Contemporary critics acknowledged Frescobaldi as one of the greatest trendsetters of keyboard music of their time. Even critics who did not approve of Frescobaldi's vocal works agreed that he was a genius both playing and composing for the keyboard. Frescobaldi's music did not lose direct influence until the 1660s, and his works held influence over the development of keyboard music over a century after his death. Bernardo Pasquini promoted Girolamo Frescobaldi to the rank of pedagogical authority.

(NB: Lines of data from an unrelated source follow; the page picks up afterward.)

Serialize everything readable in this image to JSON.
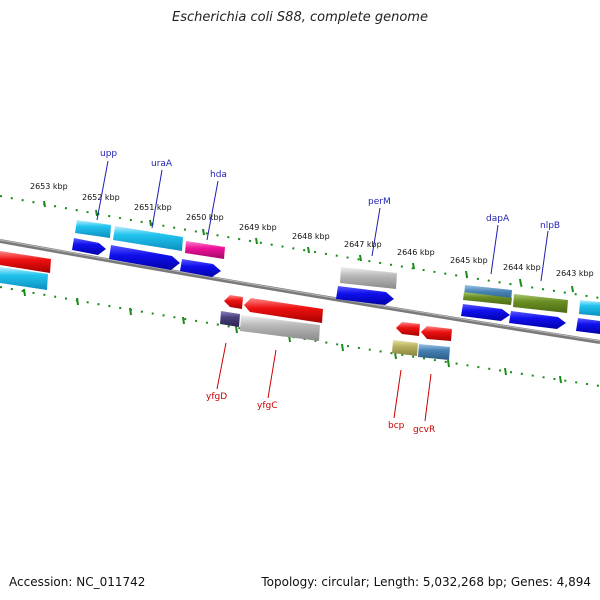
{
  "header": {
    "title": "Escherichia coli S88, complete genome"
  },
  "footer": {
    "accession": "Accession: NC_011742",
    "summary": "Topology: circular; Length: 5,032,268 bp; Genes: 4,894"
  },
  "scale_labels": [
    "2653 kbp",
    "2652 kbp",
    "2651 kbp",
    "2650 kbp",
    "2649 kbp",
    "2648 kbp",
    "2647 kbp",
    "2646 kbp",
    "2645 kbp",
    "2644 kbp",
    "2643 kbp"
  ],
  "gene_labels_top": [
    "upp",
    "uraA",
    "hda",
    "perM",
    "dapA",
    "nlpB"
  ],
  "gene_labels_bottom": [
    "yfgD",
    "yfgC",
    "bcp",
    "gcvR"
  ],
  "colors": {
    "forward_label": "#1f1fb4",
    "reverse_label": "#cc0000",
    "cyan": "#22c4ee",
    "blue": "#1010ee",
    "magenta": "#ee1199",
    "gray": "#b0b0b0",
    "red": "#ee1111",
    "olive": "#6b8e23",
    "steel": "#4682b4",
    "purple": "#48407a",
    "khaki": "#b8b060",
    "tick": "#1a8a1a"
  }
}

Frescobaldi's pupils included numerous Italian composers, but the most important was a German, Johann Jakob Froberger, who studied with him in 1637–41. Froberger's works were influenced not only by Frescobaldi but also by Michelangelo Rossi; he became one of the most influential composers of the 17th century, and, similarly to Frescobaldi, his works were still studied in the 18th century. Frescobaldi's work was known to, and influenced, numerous major composers outside Italy, including Henry Purcell, Johann Pachelbel, and Johann Sebastian Bach.

Bach is known to have owned a number of Frescobaldi's works, including a manuscript copy of Frescobaldi's Fiori musicali (Venice, 1635), which he signed and dated 1714 and performed in Weimar the same year. Frescobaldi's influence on Bach is most evident in his early choral preludes for organ. Finally, Frescobaldi's toccatas and canzonas, with their sudden changes and contrasting sections, may have inspired the celebrated stylus fantasticus of the North German organ school.

The WYSIWYG editor for LilyPond music files is called Frescobaldi to honour the composer.